I was familiar with Susan Richards’ first memoir, Chosen by a Horse, because I love horses and try to read any equine-related book I can find. Chosen by a Horse is about how Richards adopts an abused standardbred mare from the SPCA, and through her healing relationship with the horse, she comes to terms with her past that was - to put it lightly - highly unpleasant. Richards’ mother died from leukemia when she was a young girl, and her alcoholic father pretty much abandoned her and her older brother. She was tossed from one uncaring relative’s house to another as a young girl and always lacked a sense of belonging. She eventually became an alcoholic trapped in a bad marriage with a man she would later divorce.
Richards already owned several horses before she decided to adopt Lay Me Down from the SPCA, and she probably had no idea the horse would change her life in such a way and inspire her to write a book about the experience. Chosen by a Horse is an haunting book about the bond between humans and horses. It's a unique and unforgettable story about how horses can heal even the most wounded person's soul.
Chosen Forever continues Richards’ story. Much to her astonishment, Chosen by a Horse is not only published but becomes a New York Times bestseller. Richards isn't used to all of the adulation and attention. She has struggled for more than ten years to get published and was rejected many times by publishers. She had pretty much given up on being a writer, even though it was something she'd wanted to do her whole life.
As she embarks on a series of book tours to promote her new book, she rekindles old relationships with friends and relatives, some that she hasn’t see in more than 20 years. As she writes, "The tour was a reminder that when you're doing what your supposed to be doing in life, amazing things can happen."
The plot of Chosen Forever: A Memoir may not seem like something fans of Richards' first memoir may be interested in even though she has probably has a loyal following of readers. The main characters are people, not horses. But like her earlier work, which transcended the animal/human relationship genre, this book transcends most memoirs about human relationships. Although the writing isn't quite as visceral as in her first book, the story is anything but boring.
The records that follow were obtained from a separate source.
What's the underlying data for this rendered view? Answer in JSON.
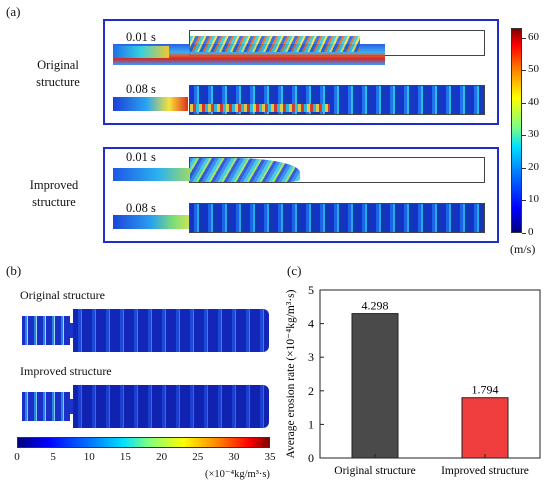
{
  "panel_a": {
    "label": "(a)",
    "groups": [
      {
        "name_lines": [
          "Original",
          "structure"
        ],
        "times": [
          "0.01 s",
          "0.08 s"
        ]
      },
      {
        "name_lines": [
          "Improved",
          "structure"
        ],
        "times": [
          "0.01 s",
          "0.08 s"
        ]
      }
    ],
    "colorbar": {
      "ticks": [
        "60",
        "50",
        "40",
        "30",
        "20",
        "10",
        "0"
      ],
      "max": 63,
      "unit": "(m/s)"
    }
  },
  "panel_b": {
    "label": "(b)",
    "rows": [
      "Original structure",
      "Improved structure"
    ],
    "colorbar": {
      "ticks": [
        "0",
        "5",
        "10",
        "15",
        "20",
        "25",
        "30",
        "35"
      ],
      "max": 35,
      "unit": "(×10⁻⁴kg/m³·s)"
    }
  },
  "panel_c": {
    "label": "(c)"
  },
  "chart_data": {
    "type": "bar",
    "categories": [
      "Original structure",
      "Improved structure"
    ],
    "values": [
      4.298,
      1.794
    ],
    "data_labels": [
      "4.298",
      "1.794"
    ],
    "colors": [
      "#4a4a4a",
      "#f03d3d"
    ],
    "ylabel": "Average erosion rate (×10⁻⁴kg/m³·s)",
    "ylim": [
      0,
      5
    ],
    "yticks": [
      "0",
      "1",
      "2",
      "3",
      "4",
      "5"
    ],
    "grid": false
  }
}
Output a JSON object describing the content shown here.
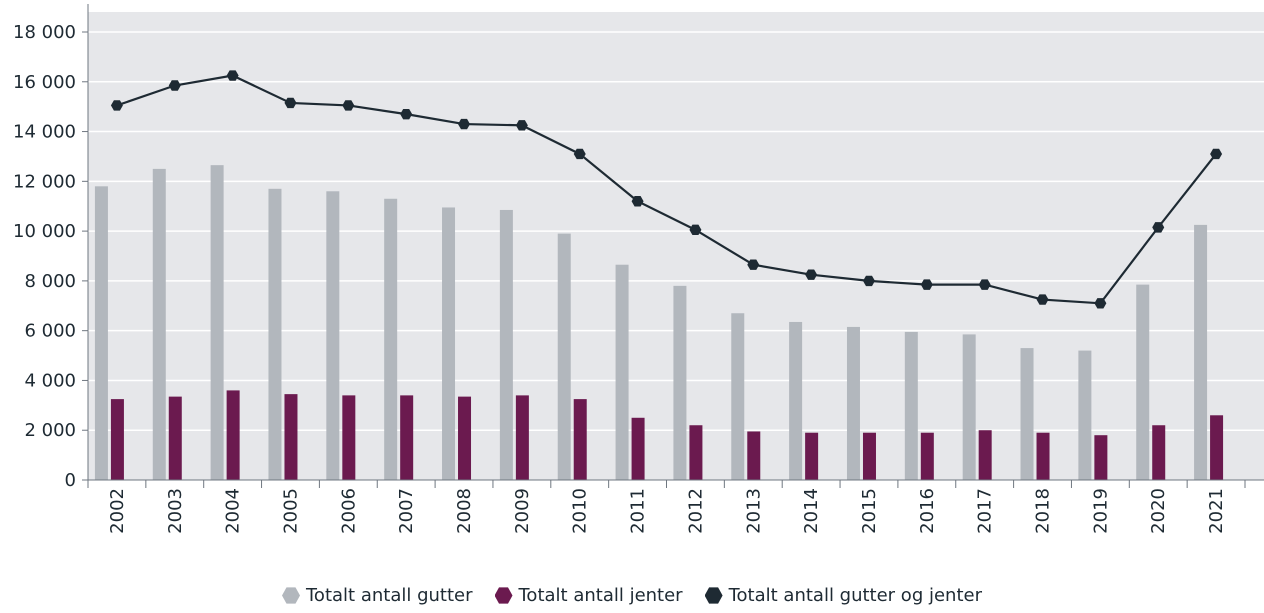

At her second book reading, Richards sees a man in the crowd and is instantly attracted to him. Because he’s with another woman, she falsely assumes he's with his wife. She points him out to her friend and says that if she were to ever date again, she'd want the man she dated to look just like him. Later, she finds out he’s actually not married to the woman he’s with; she’s just a friend. Richards is later introduced to him.
In her mid-fifties, Richards has pretty much given up on finding a man to share her life with. She has three adoring dogs and a cat to share her bed with. What more could she ask for? When she meets this handsome stranger, she learns he’s Dennis Stock, the famous photographer who photographed such Hollywood icons as James Dean, Marilyn Monroe and Audrey Hepburn. In an eerie twist of fate, it turns out the two had actually met more than twenty years earlier. Richards purchased her beloved home in New York from Stock. Although he barely remembers meeting her years earlier, she remembers him as being arrogant and aloof - very different than the person he seems to be today.
To her astonishment, Stock makes it clear to Richards that he’s interested in getting to know her. He tells her she is beautiful, and they exchange contact information. She’s in a quandary. Her anxiety and past relationships tell her it’s not worth the risk to get to know him better. But so many good things happen in life when you take risks; things that propel you forward and allow you to grow. She decides to answer his email a few days later, and they make plans to meet.
Reading Richards’ prose makes you feel like you’re listening to a good friend tell you her story, if only that friend would tell you their deepest fears and triumphs. Her descriptions of her pets will make any animal lover smile. And for anyone who thinks they’re too old, too damaged or too afraid to take a risk and enter in a relationship with someone, this book is a breath of fresh air.